Trials and Tribulations: Minimising the Risk of Disputes Arising from Clinical Trial Agreements

The Clinical Trials Regulation (‘CTR’), which came into force last year, has modified (and in some cases increased) responsibilities for sponsors, streamlined reporting processes and improved protection for clinical trial subjects. In light of the regulatory changes, now is a good time to consider best practices when negotiating and performing Clinical Trial Agreements (‘CTAs’).

The following are key contractual issues to consider in order to minimise the risk of subsequent disputes.

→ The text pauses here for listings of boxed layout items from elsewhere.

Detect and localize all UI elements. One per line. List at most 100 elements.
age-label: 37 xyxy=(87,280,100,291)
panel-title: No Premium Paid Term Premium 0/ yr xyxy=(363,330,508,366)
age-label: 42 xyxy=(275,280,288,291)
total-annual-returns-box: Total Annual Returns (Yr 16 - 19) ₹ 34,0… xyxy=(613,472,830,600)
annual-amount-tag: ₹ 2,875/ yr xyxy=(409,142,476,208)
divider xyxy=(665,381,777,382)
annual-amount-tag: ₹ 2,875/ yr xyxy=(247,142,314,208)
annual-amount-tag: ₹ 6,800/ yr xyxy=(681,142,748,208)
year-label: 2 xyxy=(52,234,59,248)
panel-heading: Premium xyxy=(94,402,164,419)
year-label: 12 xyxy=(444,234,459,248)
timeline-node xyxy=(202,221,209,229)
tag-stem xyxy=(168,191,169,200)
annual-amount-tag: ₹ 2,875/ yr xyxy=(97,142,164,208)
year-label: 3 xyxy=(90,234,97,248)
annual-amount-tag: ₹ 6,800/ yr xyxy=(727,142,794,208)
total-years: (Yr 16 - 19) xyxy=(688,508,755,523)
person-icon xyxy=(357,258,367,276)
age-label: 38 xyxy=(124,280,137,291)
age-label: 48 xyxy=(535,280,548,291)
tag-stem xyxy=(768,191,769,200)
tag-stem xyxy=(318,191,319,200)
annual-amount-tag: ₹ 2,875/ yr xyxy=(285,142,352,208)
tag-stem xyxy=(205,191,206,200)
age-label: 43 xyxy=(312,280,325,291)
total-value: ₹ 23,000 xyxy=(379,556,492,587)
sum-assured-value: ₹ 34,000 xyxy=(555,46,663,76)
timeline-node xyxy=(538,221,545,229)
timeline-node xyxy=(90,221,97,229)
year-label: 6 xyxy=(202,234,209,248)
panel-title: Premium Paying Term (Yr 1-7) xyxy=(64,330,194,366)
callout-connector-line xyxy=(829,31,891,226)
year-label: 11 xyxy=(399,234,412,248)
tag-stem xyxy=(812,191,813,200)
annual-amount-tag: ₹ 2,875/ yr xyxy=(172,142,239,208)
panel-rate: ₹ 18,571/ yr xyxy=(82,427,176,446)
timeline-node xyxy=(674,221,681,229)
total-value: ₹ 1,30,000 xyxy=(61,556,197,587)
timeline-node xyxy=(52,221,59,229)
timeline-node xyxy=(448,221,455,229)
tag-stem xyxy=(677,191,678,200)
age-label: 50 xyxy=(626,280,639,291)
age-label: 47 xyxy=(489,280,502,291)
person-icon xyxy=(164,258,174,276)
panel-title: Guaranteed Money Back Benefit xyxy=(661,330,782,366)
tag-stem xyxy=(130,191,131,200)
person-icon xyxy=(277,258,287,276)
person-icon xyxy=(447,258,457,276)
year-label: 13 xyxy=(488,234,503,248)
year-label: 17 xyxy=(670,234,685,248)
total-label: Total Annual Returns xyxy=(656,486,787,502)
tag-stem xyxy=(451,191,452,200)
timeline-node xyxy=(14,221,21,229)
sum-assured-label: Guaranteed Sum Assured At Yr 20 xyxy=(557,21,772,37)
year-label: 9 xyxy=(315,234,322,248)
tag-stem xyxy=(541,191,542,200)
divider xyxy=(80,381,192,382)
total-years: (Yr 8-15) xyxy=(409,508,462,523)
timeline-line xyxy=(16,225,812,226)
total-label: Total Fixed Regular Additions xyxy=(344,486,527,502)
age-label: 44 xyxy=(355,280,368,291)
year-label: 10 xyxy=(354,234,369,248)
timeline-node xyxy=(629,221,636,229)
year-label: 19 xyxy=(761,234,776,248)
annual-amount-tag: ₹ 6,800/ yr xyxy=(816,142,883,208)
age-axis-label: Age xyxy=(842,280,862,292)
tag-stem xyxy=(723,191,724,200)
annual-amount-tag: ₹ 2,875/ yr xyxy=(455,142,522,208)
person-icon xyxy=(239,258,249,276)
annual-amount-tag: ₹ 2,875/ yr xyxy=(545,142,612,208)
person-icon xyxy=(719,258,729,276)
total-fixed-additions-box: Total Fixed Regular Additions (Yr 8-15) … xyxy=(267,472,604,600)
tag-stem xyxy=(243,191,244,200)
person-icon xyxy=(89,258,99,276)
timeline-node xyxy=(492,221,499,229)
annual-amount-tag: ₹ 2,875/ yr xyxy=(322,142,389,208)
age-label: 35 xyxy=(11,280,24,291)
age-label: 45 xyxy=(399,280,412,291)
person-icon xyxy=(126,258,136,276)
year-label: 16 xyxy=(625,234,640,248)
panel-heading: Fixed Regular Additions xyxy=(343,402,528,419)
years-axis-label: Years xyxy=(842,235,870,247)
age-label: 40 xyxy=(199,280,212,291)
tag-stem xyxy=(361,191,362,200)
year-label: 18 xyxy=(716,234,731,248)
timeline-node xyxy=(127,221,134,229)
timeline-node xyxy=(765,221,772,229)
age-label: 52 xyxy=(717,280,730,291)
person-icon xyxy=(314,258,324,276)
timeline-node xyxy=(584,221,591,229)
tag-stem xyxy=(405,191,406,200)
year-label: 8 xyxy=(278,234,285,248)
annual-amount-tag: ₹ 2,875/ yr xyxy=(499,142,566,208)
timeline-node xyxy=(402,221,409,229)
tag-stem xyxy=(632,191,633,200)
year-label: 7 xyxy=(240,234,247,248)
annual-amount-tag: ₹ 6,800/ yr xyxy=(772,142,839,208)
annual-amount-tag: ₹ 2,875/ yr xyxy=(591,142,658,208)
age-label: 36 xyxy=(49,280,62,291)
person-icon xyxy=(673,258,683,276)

  • Clarity of obligations: Many disputes in respect of CTAs arise from a lack of clarity in respect of each party’s responsibilities under the terms of the CTA. CTAs should therefore clearly set out the obligations of each party. Parties should define deliverables and deadlines for important milestones, and sponsors may wish to ensure the CTA contains provisions addressing the options available to them should delays to deliverables occur. If ancillary documents are referred to and incorporated into the CTA, for example as part of the service specifications, parties should ensure they are familiar with their content. Depending on how those documents are incorporated, they may create obligations or even constitute contractual representations.
  • Clear termination processes and provisions: Disputes regularly arise under CTAs as to whether termination is available in the circumstances that have arisen, and whether contractual termination procedures have been followed.
  • Limitations of liability: Parties will also wish to limit their liability under the terms of the CTA where possible (for example, by specifying that they will not be liable for loss of profit, indirect, special, punitive, or consequential damages arising out of the clinical trial). Parties should consider what protection the CTA gives them should something go wrong, including the extent of their own liability under the CTA should they be found to be in breach, and whether it allows them to claim damages to the extent required.
  • Governing law: Careful thought should be given to the governing law clause adopted by a CTA as they can significantly affect the rights and obligations of the parties, including the relief available in a dispute. A US company dealing in Europe may wish, for example, to provide for a CTA to be governed by the laws of England and Wales, which typically uphold parties’ autonomy and freedom of contract and can provide predictability to contractual arrangements. This is a good alternative, for example, to New York law, should the counterparty be unwilling to agree US law.
  • Dispute resolution clauses: Parties should carefully consider whether disputes relating to the clinical trial should ultimately be resolved through the courts or by arbitration. There are distinct advantages and disadvantages to each that should be considered in the context of the CTA and the position of the parties. The parties should also consider escalation clauses, requiring attempts to resolve disputes by dialogue between senior management, and even a mediation, prior to commencing formal proceedings.
  • Data protection: Given that healthcare data will likely be afforded higher protection under most legal regimes, getting the data protection clauses right in CTAs is increasingly important. This should include consideration of patients’ voluntary consent and anonymisation of data. Parties should also ensure that the data transparency requirements of the CTR are complied with in respect of pre-clinical and clinical trial data.